Often schools will stop stories from being published through prior review, and it is required that the principal read every issue before it is printed and censor anything that he or she sees fit, panelists said. The stories and content that they choose to omit are generally thought to show a negative image of the school to alumni, parents, or students coming in the school in subsequent years. 

The rules

At the most basic level, just how First Amendment protections apply to student journalists depends on whether their school is public or private. Because the First Amendment is designed to protect individuals from government actions and private schools are not considered to be arms of the state, the First Amendment does not apply to private schools; instead, students at private schools are subject to the rules and regulations of the institution. In contrast, public schools are considered to be an arm of the state, so First Amendment protections apply.

For years, the level of First Amendment protection for public school students working on school-sponsored publications stemmed from Tinker v. Des Moines Independent Community School District, a 1969 case involving three high school students who wore black armbands to school as part of a peaceful protest of the Vietnam War. The case went all the way to the  Supreme Court and established the standard that school officials could not censor student speech unless they could show it would cause substantial disruption to school activities.

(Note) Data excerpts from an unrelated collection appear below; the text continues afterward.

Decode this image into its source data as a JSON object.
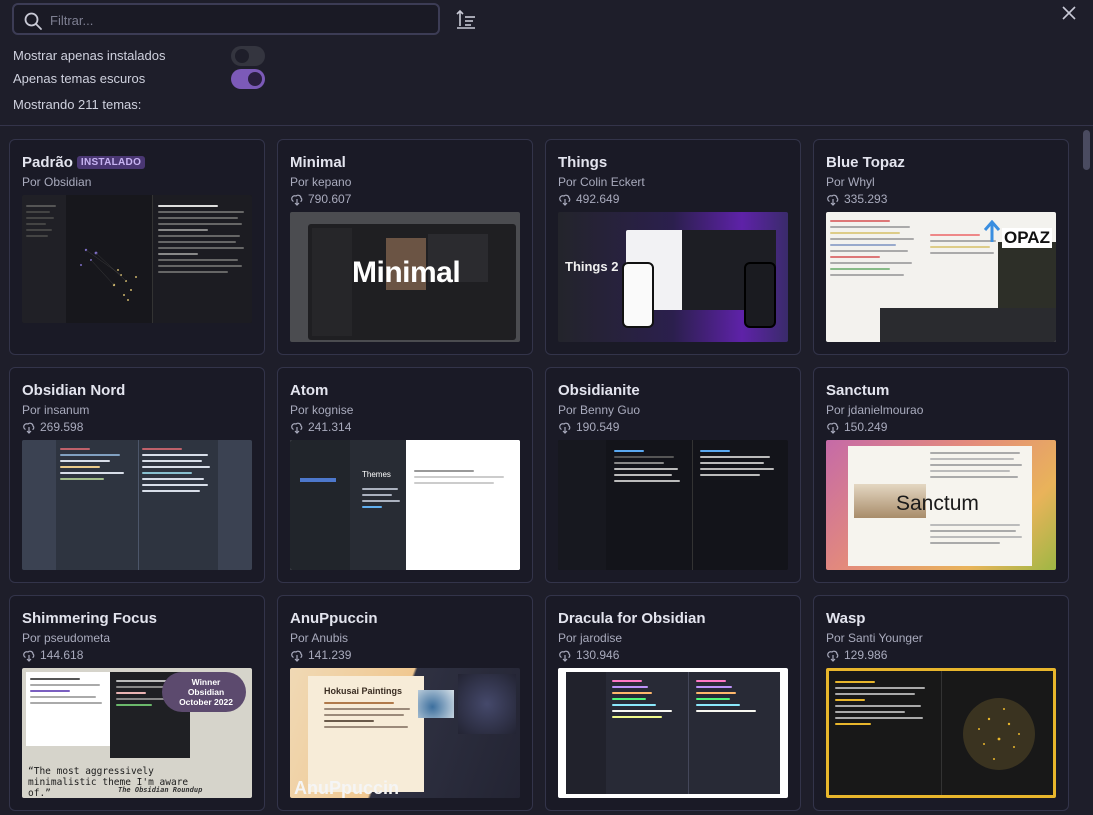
{
  "header": {
    "search_placeholder": "Filtrar...",
    "toggles": [
      {
        "label": "Mostrar apenas instalados",
        "on": false
      },
      {
        "label": "Apenas temas escuros",
        "on": true
      }
    ],
    "count_text": "Mostrando 211 temas:"
  },
  "cards": [
    {
      "title": "Padrão",
      "badge": "INSTALADO",
      "author": "Por Obsidian",
      "downloads": "",
      "preview_text": ""
    },
    {
      "title": "Minimal",
      "badge": "",
      "author": "Por kepano",
      "downloads": "790.607",
      "preview_text": "Minimal"
    },
    {
      "title": "Things",
      "badge": "",
      "author": "Por Colin Eckert",
      "downloads": "492.649",
      "preview_text": "Things 2"
    },
    {
      "title": "Blue Topaz",
      "badge": "",
      "author": "Por Whyl",
      "downloads": "335.293",
      "preview_text": "OPAZ"
    },
    {
      "title": "Obsidian Nord",
      "badge": "",
      "author": "Por insanum",
      "downloads": "269.598",
      "preview_text": ""
    },
    {
      "title": "Atom",
      "badge": "",
      "author": "Por kognise",
      "downloads": "241.314",
      "preview_text": "Themes"
    },
    {
      "title": "Obsidianite",
      "badge": "",
      "author": "Por Benny Guo",
      "downloads": "190.549",
      "preview_text": ""
    },
    {
      "title": "Sanctum",
      "badge": "",
      "author": "Por jdanielmourao",
      "downloads": "150.249",
      "preview_text": "Sanctum"
    },
    {
      "title": "Shimmering Focus",
      "badge": "",
      "author": "Por pseudometa",
      "downloads": "144.618",
      "preview_text": "“The most aggressively minimalistic theme I'm aware of.”",
      "preview_sub": "The Obsidian Roundup",
      "preview_award": "Winner Obsidian October 2022"
    },
    {
      "title": "AnuPpuccin",
      "badge": "",
      "author": "Por Anubis",
      "downloads": "141.239",
      "preview_text": "AnuPpuccin",
      "preview_sub": "Hokusai Paintings"
    },
    {
      "title": "Dracula for Obsidian",
      "badge": "",
      "author": "Por jarodise",
      "downloads": "130.946",
      "preview_text": ""
    },
    {
      "title": "Wasp",
      "badge": "",
      "author": "Por Santi Younger",
      "downloads": "129.986",
      "preview_text": ""
    }
  ]
}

The free-speech balance was changed in 1988 with another Supreme Court case, Hazelwood v. Kuhlmeier. This case involved students at a high school outside of St. Louis who wanted to write about social issues like teen pregnancy. In that case, the Supreme Court upheld the decision of school officials to censor student speech, establishing a new standard for all student journalists in public high schools, namely that school officials can censor speech if they can show an “educationally reasonable basis’’ for the censorship.

Whether college journalists attending public institutions “are safe from the Hazelwood standard’’ is not at all clear, LoMonte added. So far, appellate court decisions have been split on the matter, but the “drift’’ of cases that do not involve college newsrooms seems to indicate that Hazelwood does apply, “so in the absence of the Supreme Court clarifying it and saying otherwise, there’s every risk that this same level of virtual total and complete institutional control will even apply to college student media, particularly if it’s the kind of college media that is supported in some way financially by the school, is advised by a school employee and is something that looks like it might be an extension of the journalism curriculum,’’ he said.  

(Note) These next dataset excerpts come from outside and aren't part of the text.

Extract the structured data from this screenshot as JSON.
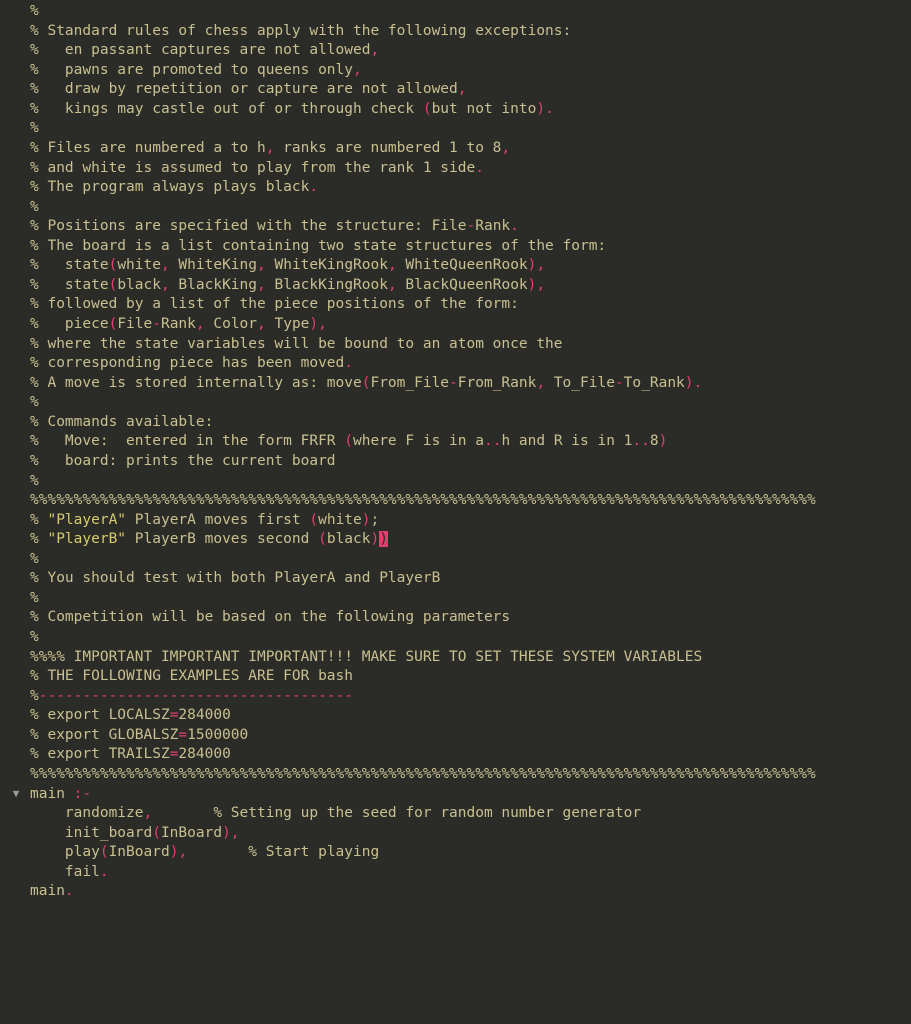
{
  "lines": [
    {
      "indent": 0,
      "segments": [
        {
          "t": "%",
          "c": "c-comment"
        }
      ]
    },
    {
      "indent": 0,
      "segments": [
        {
          "t": "% Standard rules of chess apply with the following exceptions:",
          "c": "c-comment"
        }
      ]
    },
    {
      "indent": 0,
      "segments": [
        {
          "t": "%   en passant captures are not allowed",
          "c": "c-comment"
        },
        {
          "t": ",",
          "c": "c-punct"
        }
      ]
    },
    {
      "indent": 0,
      "segments": [
        {
          "t": "%   pawns are promoted to queens only",
          "c": "c-comment"
        },
        {
          "t": ",",
          "c": "c-punct"
        }
      ]
    },
    {
      "indent": 0,
      "segments": [
        {
          "t": "%   draw by repetition or capture are not allowed",
          "c": "c-comment"
        },
        {
          "t": ",",
          "c": "c-punct"
        }
      ]
    },
    {
      "indent": 0,
      "segments": [
        {
          "t": "%   kings may castle out of or through check ",
          "c": "c-comment"
        },
        {
          "t": "(",
          "c": "c-punct"
        },
        {
          "t": "but not into",
          "c": "c-comment"
        },
        {
          "t": ")",
          "c": "c-punct"
        },
        {
          "t": ".",
          "c": "c-punct"
        }
      ]
    },
    {
      "indent": 0,
      "segments": [
        {
          "t": "%",
          "c": "c-comment"
        }
      ]
    },
    {
      "indent": 0,
      "segments": [
        {
          "t": "% Files are numbered a to h",
          "c": "c-comment"
        },
        {
          "t": ",",
          "c": "c-punct"
        },
        {
          "t": " ranks are numbered 1 to 8",
          "c": "c-comment"
        },
        {
          "t": ",",
          "c": "c-punct"
        }
      ]
    },
    {
      "indent": 0,
      "segments": [
        {
          "t": "% and white is assumed to play from the rank 1 side",
          "c": "c-comment"
        },
        {
          "t": ".",
          "c": "c-punct"
        }
      ]
    },
    {
      "indent": 0,
      "segments": [
        {
          "t": "% The program always plays black",
          "c": "c-comment"
        },
        {
          "t": ".",
          "c": "c-punct"
        }
      ]
    },
    {
      "indent": 0,
      "segments": [
        {
          "t": "%",
          "c": "c-comment"
        }
      ]
    },
    {
      "indent": 0,
      "segments": [
        {
          "t": "% Positions are specified with the structure: File",
          "c": "c-comment"
        },
        {
          "t": "-",
          "c": "c-punct"
        },
        {
          "t": "Rank",
          "c": "c-comment"
        },
        {
          "t": ".",
          "c": "c-punct"
        }
      ]
    },
    {
      "indent": 0,
      "segments": [
        {
          "t": "% The board is a list containing two state structures of the form:",
          "c": "c-comment"
        }
      ]
    },
    {
      "indent": 0,
      "segments": [
        {
          "t": "%   state",
          "c": "c-comment"
        },
        {
          "t": "(",
          "c": "c-punct"
        },
        {
          "t": "white",
          "c": "c-comment"
        },
        {
          "t": ",",
          "c": "c-punct"
        },
        {
          "t": " WhiteKing",
          "c": "c-comment"
        },
        {
          "t": ",",
          "c": "c-punct"
        },
        {
          "t": " WhiteKingRook",
          "c": "c-comment"
        },
        {
          "t": ",",
          "c": "c-punct"
        },
        {
          "t": " WhiteQueenRook",
          "c": "c-comment"
        },
        {
          "t": ")",
          "c": "c-punct"
        },
        {
          "t": ",",
          "c": "c-punct"
        }
      ]
    },
    {
      "indent": 0,
      "segments": [
        {
          "t": "%   state",
          "c": "c-comment"
        },
        {
          "t": "(",
          "c": "c-punct"
        },
        {
          "t": "black",
          "c": "c-comment"
        },
        {
          "t": ",",
          "c": "c-punct"
        },
        {
          "t": " BlackKing",
          "c": "c-comment"
        },
        {
          "t": ",",
          "c": "c-punct"
        },
        {
          "t": " BlackKingRook",
          "c": "c-comment"
        },
        {
          "t": ",",
          "c": "c-punct"
        },
        {
          "t": " BlackQueenRook",
          "c": "c-comment"
        },
        {
          "t": ")",
          "c": "c-punct"
        },
        {
          "t": ",",
          "c": "c-punct"
        }
      ]
    },
    {
      "indent": 0,
      "segments": [
        {
          "t": "% followed by a list of the piece positions of the form:",
          "c": "c-comment"
        }
      ]
    },
    {
      "indent": 0,
      "segments": [
        {
          "t": "%   piece",
          "c": "c-comment"
        },
        {
          "t": "(",
          "c": "c-punct"
        },
        {
          "t": "File",
          "c": "c-comment"
        },
        {
          "t": "-",
          "c": "c-punct"
        },
        {
          "t": "Rank",
          "c": "c-comment"
        },
        {
          "t": ",",
          "c": "c-punct"
        },
        {
          "t": " Color",
          "c": "c-comment"
        },
        {
          "t": ",",
          "c": "c-punct"
        },
        {
          "t": " Type",
          "c": "c-comment"
        },
        {
          "t": ")",
          "c": "c-punct"
        },
        {
          "t": ",",
          "c": "c-punct"
        }
      ]
    },
    {
      "indent": 0,
      "segments": [
        {
          "t": "% where the state variables will be bound to an atom once the",
          "c": "c-comment"
        }
      ]
    },
    {
      "indent": 0,
      "segments": [
        {
          "t": "% corresponding piece has been moved",
          "c": "c-comment"
        },
        {
          "t": ".",
          "c": "c-punct"
        }
      ]
    },
    {
      "indent": 0,
      "segments": [
        {
          "t": "% A move is stored internally as: move",
          "c": "c-comment"
        },
        {
          "t": "(",
          "c": "c-punct"
        },
        {
          "t": "From_File",
          "c": "c-comment"
        },
        {
          "t": "-",
          "c": "c-punct"
        },
        {
          "t": "From_Rank",
          "c": "c-comment"
        },
        {
          "t": ",",
          "c": "c-punct"
        },
        {
          "t": " To_File",
          "c": "c-comment"
        },
        {
          "t": "-",
          "c": "c-punct"
        },
        {
          "t": "To_Rank",
          "c": "c-comment"
        },
        {
          "t": ")",
          "c": "c-punct"
        },
        {
          "t": ".",
          "c": "c-punct"
        }
      ]
    },
    {
      "indent": 0,
      "segments": [
        {
          "t": "%",
          "c": "c-comment"
        }
      ]
    },
    {
      "indent": 0,
      "segments": [
        {
          "t": "% Commands available:",
          "c": "c-comment"
        }
      ]
    },
    {
      "indent": 0,
      "segments": [
        {
          "t": "%   Move:  entered in the form FRFR ",
          "c": "c-comment"
        },
        {
          "t": "(",
          "c": "c-punct"
        },
        {
          "t": "where F is in a",
          "c": "c-comment"
        },
        {
          "t": "..",
          "c": "c-punct"
        },
        {
          "t": "h and R is in 1",
          "c": "c-comment"
        },
        {
          "t": "..",
          "c": "c-punct"
        },
        {
          "t": "8",
          "c": "c-comment"
        },
        {
          "t": ")",
          "c": "c-punct"
        }
      ]
    },
    {
      "indent": 0,
      "segments": [
        {
          "t": "%   board: prints the current board",
          "c": "c-comment"
        }
      ]
    },
    {
      "indent": 0,
      "segments": [
        {
          "t": "%",
          "c": "c-comment"
        }
      ]
    },
    {
      "indent": 0,
      "segments": [
        {
          "t": "%%%%%%%%%%%%%%%%%%%%%%%%%%%%%%%%%%%%%%%%%%%%%%%%%%%%%%%%%%%%%%%%%%%%%%%%%%%%%%%%%%%%%%%%%%",
          "c": "c-comment"
        }
      ]
    },
    {
      "indent": 0,
      "segments": [
        {
          "t": "% ",
          "c": "c-comment"
        },
        {
          "t": "\"PlayerA\"",
          "c": "c-str"
        },
        {
          "t": " PlayerA moves first ",
          "c": "c-comment"
        },
        {
          "t": "(",
          "c": "c-punct"
        },
        {
          "t": "white",
          "c": "c-comment"
        },
        {
          "t": ")",
          "c": "c-punct"
        },
        {
          "t": ";",
          "c": "c-comment"
        }
      ]
    },
    {
      "indent": 0,
      "segments": [
        {
          "t": "% ",
          "c": "c-comment"
        },
        {
          "t": "\"PlayerB\"",
          "c": "c-str"
        },
        {
          "t": " PlayerB moves second ",
          "c": "c-comment"
        },
        {
          "t": "(",
          "c": "c-punct"
        },
        {
          "t": "black",
          "c": "c-comment"
        },
        {
          "t": ")",
          "c": "c-punct"
        },
        {
          "t": ")",
          "c": "cursor-hl"
        }
      ]
    },
    {
      "indent": 0,
      "segments": [
        {
          "t": "%",
          "c": "c-comment"
        }
      ]
    },
    {
      "indent": 0,
      "segments": [
        {
          "t": "% You should test with both PlayerA and PlayerB",
          "c": "c-comment"
        }
      ]
    },
    {
      "indent": 0,
      "segments": [
        {
          "t": "%",
          "c": "c-comment"
        }
      ]
    },
    {
      "indent": 0,
      "segments": [
        {
          "t": "% Competition will be based on the following parameters",
          "c": "c-comment"
        }
      ]
    },
    {
      "indent": 0,
      "segments": [
        {
          "t": "%",
          "c": "c-comment"
        }
      ]
    },
    {
      "indent": 0,
      "segments": [
        {
          "t": "%%%% IMPORTANT IMPORTANT IMPORTANT!!! MAKE SURE TO SET THESE SYSTEM VARIABLES",
          "c": "c-comment"
        }
      ]
    },
    {
      "indent": 0,
      "segments": [
        {
          "t": "% THE FOLLOWING EXAMPLES ARE FOR bash",
          "c": "c-comment"
        }
      ]
    },
    {
      "indent": 0,
      "segments": [
        {
          "t": "%",
          "c": "c-comment"
        },
        {
          "t": "------------------------------------",
          "c": "c-punct"
        }
      ]
    },
    {
      "indent": 0,
      "segments": [
        {
          "t": "% export LOCALSZ",
          "c": "c-comment"
        },
        {
          "t": "=",
          "c": "c-punct"
        },
        {
          "t": "284000",
          "c": "c-comment"
        }
      ]
    },
    {
      "indent": 0,
      "segments": [
        {
          "t": "% export GLOBALSZ",
          "c": "c-comment"
        },
        {
          "t": "=",
          "c": "c-punct"
        },
        {
          "t": "1500000",
          "c": "c-comment"
        }
      ]
    },
    {
      "indent": 0,
      "segments": [
        {
          "t": "% export TRAILSZ",
          "c": "c-comment"
        },
        {
          "t": "=",
          "c": "c-punct"
        },
        {
          "t": "284000",
          "c": "c-comment"
        }
      ]
    },
    {
      "indent": 0,
      "segments": [
        {
          "t": "%%%%%%%%%%%%%%%%%%%%%%%%%%%%%%%%%%%%%%%%%%%%%%%%%%%%%%%%%%%%%%%%%%%%%%%%%%%%%%%%%%%%%%%%%%",
          "c": "c-comment"
        }
      ]
    },
    {
      "indent": 0,
      "segments": [
        {
          "t": "",
          "c": "c-comment"
        }
      ]
    },
    {
      "indent": 0,
      "fold": true,
      "segments": [
        {
          "t": "main ",
          "c": "c-ident"
        },
        {
          "t": ":-",
          "c": "c-punct"
        }
      ]
    },
    {
      "indent": 0,
      "segments": [
        {
          "t": "    randomize",
          "c": "c-ident"
        },
        {
          "t": ",",
          "c": "c-punct"
        },
        {
          "t": "       % Setting up the seed for random number generator",
          "c": "c-comment"
        }
      ]
    },
    {
      "indent": 0,
      "segments": [
        {
          "t": "    init_board",
          "c": "c-ident"
        },
        {
          "t": "(",
          "c": "c-punct"
        },
        {
          "t": "InBoard",
          "c": "c-ident"
        },
        {
          "t": ")",
          "c": "c-punct"
        },
        {
          "t": ",",
          "c": "c-punct"
        }
      ]
    },
    {
      "indent": 0,
      "segments": [
        {
          "t": "    play",
          "c": "c-ident"
        },
        {
          "t": "(",
          "c": "c-punct"
        },
        {
          "t": "InBoard",
          "c": "c-ident"
        },
        {
          "t": ")",
          "c": "c-punct"
        },
        {
          "t": ",",
          "c": "c-punct"
        },
        {
          "t": "       % Start playing",
          "c": "c-comment"
        }
      ]
    },
    {
      "indent": 0,
      "segments": [
        {
          "t": "    fail",
          "c": "c-ident"
        },
        {
          "t": ".",
          "c": "c-punct"
        }
      ]
    },
    {
      "indent": 0,
      "segments": [
        {
          "t": "main",
          "c": "c-ident"
        },
        {
          "t": ".",
          "c": "c-punct"
        }
      ]
    }
  ],
  "fold_glyph": "▼"
}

To show how censorship in the high school student press plays out today Emily Master, now a journalist in Buffalo, shared her experiences as a reporter and editor-in-chief of her New Jersey high school newspaper. She said that it was a constant, four-year battle to be able to print stories that were pressing and relevant to the student population, and often where they were the only publication reporting on things like the legitimacy of a certain teacher’s degree.

To give students who face such censorship a voice, the Student Press Law Center has started the New Voices Initiative, which the Society of Professional Journalists has endorsed. The initiative introduces laws in individual states that strengthen press rights for students and protects their advisers from administrative retaliation.

LoMonte was adamant in saying that New Voices is not about giving students an unlimited amount of press freedom; rather, at the heart of the legislation is a checklist of unprotected speech. LoMonte said the list ends up simplifying the oversight and governance of student speech, LoMonte said, because it no longer relies on the subjective Hazelwood standard of what is an ‘educationally reasonable purpose’’.

“It [New Voices legislation] says: ‘here are the categories of unprotected speech: libel, invasion of privacy, obscenity, threat, bullying, things that incite people either to break the law or break school rules, or — going back to the Tinker case — commit a substantial disruption,’ ’’ LoMonte said. “The intent is . . . to bring things back to where they were before Hazelwood, which is not to say the same level of free speech you will have on a street corner, but the level of free speech for your every day level of school life. My bumper sticker for it is, ‘If it’s safe to say on a T-shirt, it’s safe to say on an editorial page.’ ‘’

Paron, a journalism educator at Baruch College in New York and an organizer for New Voices in New York state, said that the resources to begin one’s own New Voices campaign in your home state are available online. Right now, Vermont, Massachusetts, Rhode Island, Maryland, Illinois, North Dakota, Arkansas, California, Colorado, Iowa, Kansas, Oregon, Nevada, and Washington all have active New Voices laws. Bills are active in Missouri, New Jersey, New York, Michigan and Minnesota to introduce them.